M. Garon: Quand vous parlez de productivité, prenez le drainage cette année, on a posé près de 77 millions de pieds de drain, c'est deux fois et demie plus que pendant les vingt ans que l'Union Nationale a été au pouvoir. Seulement dans une année.

M. Dubois: Ecoutez, M. le ministre. Je vais réfuter vos arguments. Je le sais, en pieds, je suis d'accord. Mais reculez il y a 20 ans; premièrement, il y avait cinq ou six machines, propriété du ministère, qui posaient environ 200 000 ou 300 000 pieds chacune par année. Il n'y avait pas d'industries privées impliquées dans le drainage des fermes. En 1968, ce fut la première implication de l'entreprise privée dans le drainage. Trois ans après sont arrivées ce qu'on appelle les taupes, qui posent environ 2 millions ou 3 millions de pieds chacune par année. Il ne faut pas imputer à l'ancien gouvernement le fait qu'il n'y a pas eu beaucoup de pieds. Il n'y avait pas d'outillage, il n'y avait pas d'entreprises privées.

M. Garon: Cela se faisait en Ontario. On est 20 ans en arrière de l'Ontario.

M. Dubois: II reste, M. le ministre, que l'outillage que nous avons aujourd'hui n'existait pas il y a dix ans. Alors...

M. Garon: Non, il n'y avait pas d'outillage...

M. Dubois: C'est l'entreprise privée, quand même, qui a poussé...

M. Garon: Mais il y en avait en Ontario. M. Dubois: ... qui a incité...

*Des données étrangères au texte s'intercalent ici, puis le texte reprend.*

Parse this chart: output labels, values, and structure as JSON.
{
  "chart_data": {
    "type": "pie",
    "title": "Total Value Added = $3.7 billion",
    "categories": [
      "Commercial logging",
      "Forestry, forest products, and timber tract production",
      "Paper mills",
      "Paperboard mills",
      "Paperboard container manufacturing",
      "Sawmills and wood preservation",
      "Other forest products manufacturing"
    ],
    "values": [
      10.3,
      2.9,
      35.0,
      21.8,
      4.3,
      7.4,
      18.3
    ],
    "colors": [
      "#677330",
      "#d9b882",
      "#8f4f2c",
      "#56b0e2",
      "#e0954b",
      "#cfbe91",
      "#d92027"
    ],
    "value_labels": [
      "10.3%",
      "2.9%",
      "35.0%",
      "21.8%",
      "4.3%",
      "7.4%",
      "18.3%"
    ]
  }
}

M. Gagnon: N'oubliez pas que l'Ontario est drainé...

M. Garon: Pourquoi l'Ontario était-elle 20 ans en avant de nous?

Le Président (M. Jolivet): ... après.

M. Dubois: Les producteurs payaient eux-mêmes en Ontario tandis qu'ici, on était subventionné et ce sont les producteurs qui ne le demandaient pas. Si les producteurs l'avaient demandé, ils l'auraient eu!

M. Garon: Non, parce qu'on les amusait dans les heures de "bull" à ce moment-là.

M. Dubois: Ne charriez pas là-dessus. Mais, quand même, il reste que c'est facile aujourd'hui de poser 90 millions de pieds. C'était impossible il y a 20 ans.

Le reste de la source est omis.